How to vertically slice a story
I work on a mobile team. Ahead of our previous sprint, we were given a story resembling the following:
As a user, I want to know when updates are available so that I can get the latest features and fixes
The acceptance criteria included:
- A banner to be displayed on the home page indicating that a new update was available
- Cosmetic changes to the existing update link in the user profile to make it stand out more
- Both the banner and existing link should navigate to a release notes screen showing the latest changes and links to download the updates
This story isn't terribly large, but couldn't be delivered in a sprint considering there were other items we wanted to work on. It did turn out to be pretty good practice for slicing stories vertically, though!
As a team, we identified that we could add value quickly without delivering the whole story. Taking into account the current state of the app, where the existing update link leads directly to the download, we decided the update banner added the most value to the user. By making the new banner behave the same as the current link, the banner and release notes screen are independent, and can be separate stories. Likewise, the change to the current link adds value independently, and therefore becomes a separate story. This "big" story just became a three small ones that we can prioritize separately!

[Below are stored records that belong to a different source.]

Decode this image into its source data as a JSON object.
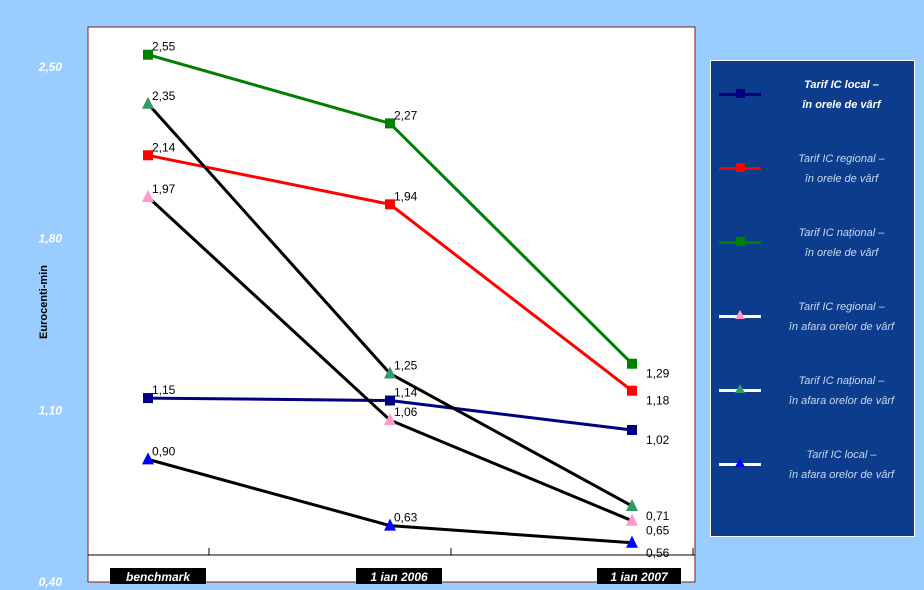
{
  "chart_data": {
    "type": "line",
    "ylabel": "Eurocenti-min",
    "ylim": [
      0.4,
      2.5
    ],
    "y_ticks": [
      "2,50",
      "1,80",
      "1,10",
      "0,40"
    ],
    "categories": [
      "benchmark",
      "1 ian 2006",
      "1 ian 2007"
    ],
    "series": [
      {
        "name_line1": "Tarif IC local –",
        "name_line2": "în orele de vârf",
        "color": "#000080",
        "marker": "square",
        "values": [
          1.15,
          1.14,
          1.02
        ],
        "labels": [
          "1,15",
          "1,14",
          "1,02"
        ]
      },
      {
        "name_line1": "Tarif IC regional –",
        "name_line2": "în orele de vârf",
        "color": "#ff0000",
        "marker": "square",
        "values": [
          2.14,
          1.94,
          1.18
        ],
        "labels": [
          "2,14",
          "1,94",
          "1,18"
        ]
      },
      {
        "name_line1": "Tarif IC național –",
        "name_line2": "în orele de vârf",
        "color": "#008000",
        "marker": "square",
        "values": [
          2.55,
          2.27,
          1.29
        ],
        "labels": [
          "2,55",
          "2,27",
          "1,29"
        ]
      },
      {
        "name_line1": "Tarif IC regional –",
        "name_line2": "în afara orelor de vârf",
        "color": "#ff99cc",
        "line_color": "#000000",
        "legend_line_color": "#ffffff",
        "marker": "triangle",
        "values": [
          1.97,
          1.06,
          0.65
        ],
        "labels": [
          "1,97",
          "1,06",
          "0,65"
        ]
      },
      {
        "name_line1": "Tarif IC național –",
        "name_line2": "în afara orelor de vârf",
        "color": "#339966",
        "line_color": "#000000",
        "legend_line_color": "#ffffff",
        "marker": "triangle",
        "values": [
          2.35,
          1.25,
          0.71
        ],
        "labels": [
          "2,35",
          "1,25",
          "0,71"
        ]
      },
      {
        "name_line1": "Tarif IC local –",
        "name_line2": "în afara orelor de vârf",
        "color": "#0000ff",
        "line_color": "#000000",
        "legend_line_color": "#ffffff",
        "marker": "triangle",
        "values": [
          0.9,
          0.63,
          0.56
        ],
        "labels": [
          "0,90",
          "0,63",
          "0,56"
        ]
      }
    ],
    "legend_position": "right",
    "grid": false
  }
}
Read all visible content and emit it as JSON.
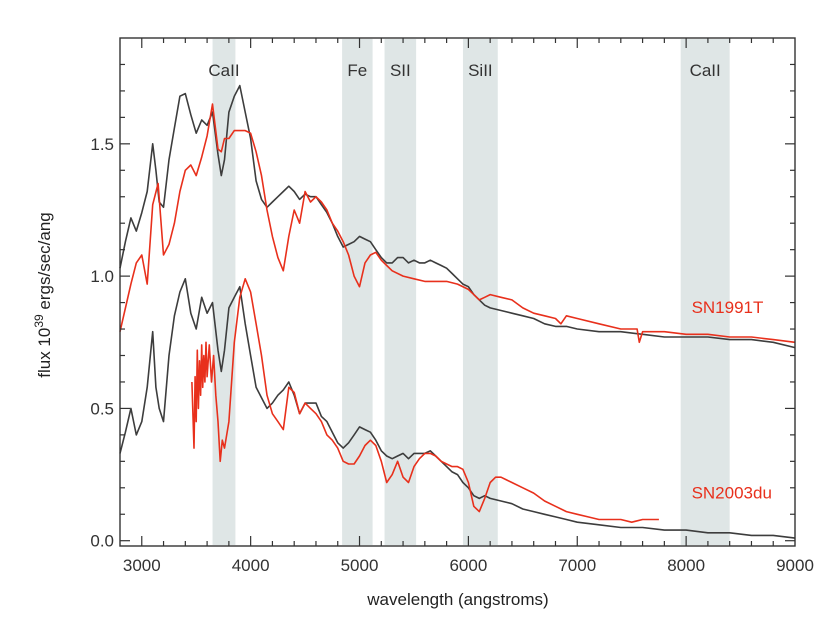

Admittedly, we did get carried away. We created a fourth story, originally, for updating the navigation from the banner and link to the new release notes screen. Navigation itself wasn't really independent of the release notes screen, so it made sense to add that story back into the story covering the release notes.
The release notes screen was reprioritized (and has yet to be pulled into a sprint). From a development perspective, we have small, easily testable, and easily reviewable chunks of code. From a stakeholder perspective, we've made progress toward delivering the full feature and arguably have carried out the goal set out in the user story.
We were able to deliver measurable value to the end-user without implementing the full story.
You can't deliver a half-baked cake, but you can deliver half a baked cake.
Overall, our team is very happy with the outcome. We'll continue to practice and refine the process, and hopefully bring it to other teams as well.